The Ukrainian Insurgent Army was a Ukrainian nationalist partisan formation founded by the Organisation of Ukrainian Nationalists (OUN) on 14 October 1942. The UPA launched guerrilla warfare against Nazi Germany, the Soviet Union, and both the Polish Underground State and Polish Communists. The UPA carried out massacres of Poles in Volhynia and Eastern Galicia, which are recognized by Poland as a genocide.
The goal of the OUN was to establish an independent Ukrainian state. This goal, according to the OUN founding declaration, "was to be achieved by a national revolution led by a dictatorship" that would drive out occupying powers and then establish a "government representing all regions and social groups"; OUN accepted violence as a political tool against enemies of their cause. In order to achieve this goal, a number of partisan units were formed, merged into a single structure in the form of the UPA, which was created on 14 October 1942. From February 1943, the organization fought against the Germans in Volhynia and Polesia. At the same time, its forces fought against the Polish resistance, during which the UPA carried out massacres of Poles in Volhynia and Eastern Galicia, resulting in the deaths of an estimated 60,000 to 120,000 Polish civilians. In 1944, as the German army was retreating, the UPA started to attack its rear and seize the equipment. At the end of July 1944, the UPA aligned itself with Nazi Germany, ceasing its attacks on Wehrmacht positions and attacking the Soviets in exchange for military aid.
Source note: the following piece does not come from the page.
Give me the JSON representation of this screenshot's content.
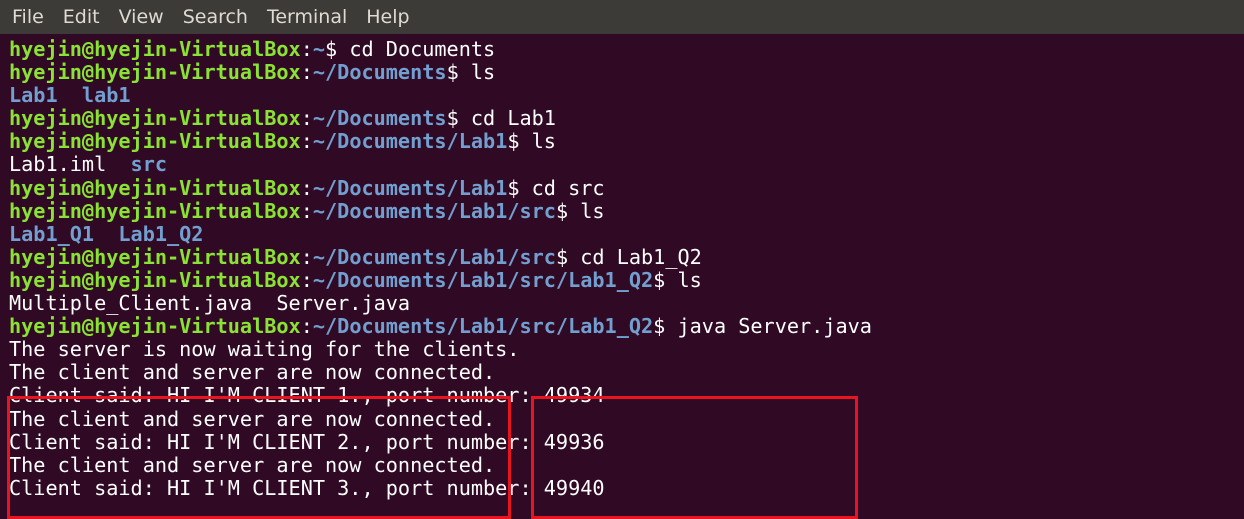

Soviet NKVD units fought against the UPA, which led armed resistance against Soviets until 1949. On the territory of Communist Poland, the UPA tried to prevent the forced deportation of Ukrainians from western Galicia to the Soviet Union until 1947.
The UPA was a decentralized movement widespread throughout Ukraine, divided into three operational regions; each region followed a somewhat different agenda, given the circumstances of a constantly moving front line and a double threat from Soviet and Nazi opponents. Not all UPA soldiers were members of the OUN or shared OUN's ideology.
The UPA was formally disbanded in early September 1949, but some of its units continued operations until late 1956. Officially, the UPA's last military engagement occurred in October 1956, when remnants of the group fought on the Hungarian border region in support of that country's revolution. In March 2019, surviving UPA members were officially granted the status of veterans by the government of Ukraine.